The two knights waited a little longer, sitting in silence. Then they, too, left the arbour, and, Rainier attending, went to the chamber that had been given. Here sleep came soon. But in the first light of morning Sir Aimar, waking, saw Garin standing, half-clothed, at the window.

“Aimar,” said Garin, “you must to Toulouse, for Count Raymond is your suzerain and Sir Eudes hath your promise that you follow no adventure until you have received lord’s leave. But for me that makes too long delay. I will ride on to Roche-de-Frêne.”

Sir Aimar sat upon the side of the bed. “I thought last eve that I saw the knight-errant look forth from your eye! Will you rescue this ugly princess?”

“Ugly or fair, she is a lady in distress—and Jaufre de Montmaure does her wrong.... Her father is my liege lord. I have had a vision too, of my brother Foulque, hard bestead. I cannot tarry to go about by Toulouse.”

Aimar agreed to that. “My father hath my promise.—But I will follow you as soon as I may. Pardieu! If what the Venetian said be true, every knight will be welcome!”

“I think that it was true.—Ha!” said Garin to himself, “I see again the autumn wood, and Jaufre de Montmaure who beats to her knees that herd-girl!”

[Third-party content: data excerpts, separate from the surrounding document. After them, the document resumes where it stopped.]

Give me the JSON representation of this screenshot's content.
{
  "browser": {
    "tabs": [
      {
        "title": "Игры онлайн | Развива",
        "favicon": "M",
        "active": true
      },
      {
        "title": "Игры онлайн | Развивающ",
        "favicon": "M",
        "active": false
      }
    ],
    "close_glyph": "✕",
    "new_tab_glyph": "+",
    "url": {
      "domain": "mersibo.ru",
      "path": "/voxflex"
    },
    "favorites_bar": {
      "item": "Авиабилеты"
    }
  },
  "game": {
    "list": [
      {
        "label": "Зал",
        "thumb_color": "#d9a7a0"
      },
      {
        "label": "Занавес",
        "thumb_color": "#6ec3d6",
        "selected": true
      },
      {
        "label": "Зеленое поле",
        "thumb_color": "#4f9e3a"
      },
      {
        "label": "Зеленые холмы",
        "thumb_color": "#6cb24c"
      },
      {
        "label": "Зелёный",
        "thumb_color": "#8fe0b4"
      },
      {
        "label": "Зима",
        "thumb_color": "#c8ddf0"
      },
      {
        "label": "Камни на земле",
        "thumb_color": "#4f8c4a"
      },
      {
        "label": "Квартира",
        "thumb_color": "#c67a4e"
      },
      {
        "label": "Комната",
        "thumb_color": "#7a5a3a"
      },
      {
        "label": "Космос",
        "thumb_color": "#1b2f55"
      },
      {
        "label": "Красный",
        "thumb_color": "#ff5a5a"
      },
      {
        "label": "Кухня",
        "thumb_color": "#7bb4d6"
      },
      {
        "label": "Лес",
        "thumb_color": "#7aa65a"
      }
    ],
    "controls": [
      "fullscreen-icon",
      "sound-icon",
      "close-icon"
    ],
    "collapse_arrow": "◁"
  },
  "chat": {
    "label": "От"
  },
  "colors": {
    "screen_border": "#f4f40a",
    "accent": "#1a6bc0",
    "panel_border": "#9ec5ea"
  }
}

The two knights, Garin and Aimar, left the town together, in the brightness of the morning. But a mile or two beyond the walls their ways parted. Their followers were divided between them—each had now two esquires and more than a score of men-at-arms. Each small troop came in line behind its leader. Then the two knights, dismounting, embraced. Each commended the other to the care of the Mother of God. They made a rendezvous; they would meet again, brothers-in-arms, as soon as might be. They remounted—each troop cried farewell to the other—Sir Aimar and those with him turned aside into the way to Toulouse.

Sir Garin waited without movement until a great screen of poplars came between him and his brother knight. Then he spoke to his courser, and with his men behind him, began to pursue the road to the country of his birth. As he travelled he saw in fancy, coming toward him on this road, Garin de Castel-Noir clad in a serf’s dress, fleeing from Montmaure, in his heart and brain hopes and fears, a welling-up of poesy, and the image of his lady whom he named the Fair Goal. Garin of the Golden Island, older by nigh eight years of time and a world of experience, rich, massy, and intricate, smiled on that other Garin and saw how far he had to travel—but without finding as yet the Fair Goal!